Quantum answer

Computing and trying to ensure that the system is errorless is an endless process, but the solution might be near

 
Published: Wednesday 30 April 1997

the biggest hindrance in quantum computing - the possibility that it would be irreparably error prone - will soon be overcome, claims Raymond Laflamme of the Los Alamos National Laboratory in New Mexico, us .

In a quantum computer, data would be encoded as quantum states, like a spin of a single electron. Such a quantum system can exist in superposition states in which an electron occupies different spin states, the clockwise or anti-clockwise motion, simultaneously. If different spin states encode bits of information, a quantum computer should be able to perform many calculations at the same time (New Scientist, Vol 153, No 2071).

But quantum systems are fragile and scientists are worried that jostling at the atomic level would cause random changes in data bits, which could lead to fatal errors in quantum computation.

The simplest form of error-checking would be to duplicate each quantum bit or qubit and compare them to spot any errors. But according to Heisenberg's uncertainty principle, one can never know everything about a quantum state. This means that qubits cannot be duplicated exactly. In 1995, Andrew Steen of the University of Oxford, uk, and Peter Shor of at&t 's Bell Laboratories in New Jersey, us , showed that errors could be detected by encoding each qubit in a string of five or seven others. Each possible error in the original qubit alters this coding in a different way, so reading the coded qubits allows the programme to diagnose and correct any error. Although this method could reduce errors greatly, it could still creep into the error-checking procedure itself and sabotage a computation if it ran for a long time.

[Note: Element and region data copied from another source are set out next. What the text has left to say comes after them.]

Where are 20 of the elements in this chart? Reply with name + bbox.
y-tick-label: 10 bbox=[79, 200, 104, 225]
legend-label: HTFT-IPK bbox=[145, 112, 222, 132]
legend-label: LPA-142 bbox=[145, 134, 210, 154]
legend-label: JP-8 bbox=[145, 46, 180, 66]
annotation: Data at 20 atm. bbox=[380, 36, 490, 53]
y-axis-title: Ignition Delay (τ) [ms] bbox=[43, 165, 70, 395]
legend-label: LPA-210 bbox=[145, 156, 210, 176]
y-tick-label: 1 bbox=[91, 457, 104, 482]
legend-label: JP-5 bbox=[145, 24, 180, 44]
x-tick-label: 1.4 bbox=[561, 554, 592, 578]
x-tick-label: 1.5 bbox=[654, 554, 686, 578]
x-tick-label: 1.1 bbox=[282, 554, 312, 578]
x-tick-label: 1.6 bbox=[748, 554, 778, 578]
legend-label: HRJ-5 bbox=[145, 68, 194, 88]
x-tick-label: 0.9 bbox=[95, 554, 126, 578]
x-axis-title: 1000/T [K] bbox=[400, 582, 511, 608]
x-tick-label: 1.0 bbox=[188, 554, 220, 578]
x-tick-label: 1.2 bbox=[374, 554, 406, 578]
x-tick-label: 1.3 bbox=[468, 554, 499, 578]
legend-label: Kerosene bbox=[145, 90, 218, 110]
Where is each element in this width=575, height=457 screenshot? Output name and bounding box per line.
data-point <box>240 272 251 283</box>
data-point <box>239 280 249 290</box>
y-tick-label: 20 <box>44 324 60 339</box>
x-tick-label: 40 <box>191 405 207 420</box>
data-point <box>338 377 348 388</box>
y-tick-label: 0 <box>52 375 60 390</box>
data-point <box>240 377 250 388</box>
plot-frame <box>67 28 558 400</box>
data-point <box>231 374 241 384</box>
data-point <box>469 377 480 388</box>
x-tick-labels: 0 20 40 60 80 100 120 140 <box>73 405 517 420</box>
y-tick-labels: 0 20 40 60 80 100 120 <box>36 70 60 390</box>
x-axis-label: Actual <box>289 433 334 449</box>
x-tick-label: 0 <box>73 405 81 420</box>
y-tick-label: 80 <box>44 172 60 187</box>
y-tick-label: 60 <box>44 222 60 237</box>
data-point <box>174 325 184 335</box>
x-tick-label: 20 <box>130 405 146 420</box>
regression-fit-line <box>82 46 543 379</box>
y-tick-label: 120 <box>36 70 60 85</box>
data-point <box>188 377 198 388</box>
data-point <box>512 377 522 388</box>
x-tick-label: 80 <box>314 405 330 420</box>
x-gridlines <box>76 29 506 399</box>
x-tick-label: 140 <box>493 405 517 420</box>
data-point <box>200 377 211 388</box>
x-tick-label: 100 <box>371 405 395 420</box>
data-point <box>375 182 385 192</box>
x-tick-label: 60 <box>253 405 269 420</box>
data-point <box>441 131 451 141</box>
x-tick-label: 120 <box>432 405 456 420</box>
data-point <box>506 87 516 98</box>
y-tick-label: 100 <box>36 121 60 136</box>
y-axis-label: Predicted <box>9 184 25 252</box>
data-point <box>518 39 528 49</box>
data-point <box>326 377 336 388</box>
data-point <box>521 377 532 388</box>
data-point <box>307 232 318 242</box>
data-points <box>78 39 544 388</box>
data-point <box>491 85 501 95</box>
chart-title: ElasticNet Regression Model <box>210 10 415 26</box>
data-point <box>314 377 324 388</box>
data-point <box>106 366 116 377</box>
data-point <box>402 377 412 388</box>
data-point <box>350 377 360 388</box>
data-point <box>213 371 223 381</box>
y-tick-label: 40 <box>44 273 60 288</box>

According to Laflamme and his colleagues, the problem could be solved by looking into each of the error-checking steps. The solution may seem obvious, but researchers expect that successive rounds of error-checking would introduce more errors than they corrected. "In a quantum computer you will spend most of your time doing error correction and very little time computing," says Laflamme. Nevertheless, quantum computers would be so efficient for some problems that they could carry this staggering load and still surpass conventional computers.

But Laflamme's solution may be difficult to implement in the near future, says Neil Gershenfled, an expert on quantum computing at the Massachusetts Institute of Technology in Cambridge, us . However, he hopes to build a 10-qubit quantum computer - a long way from the millions of qubits Laflamme's error-checking routine may require.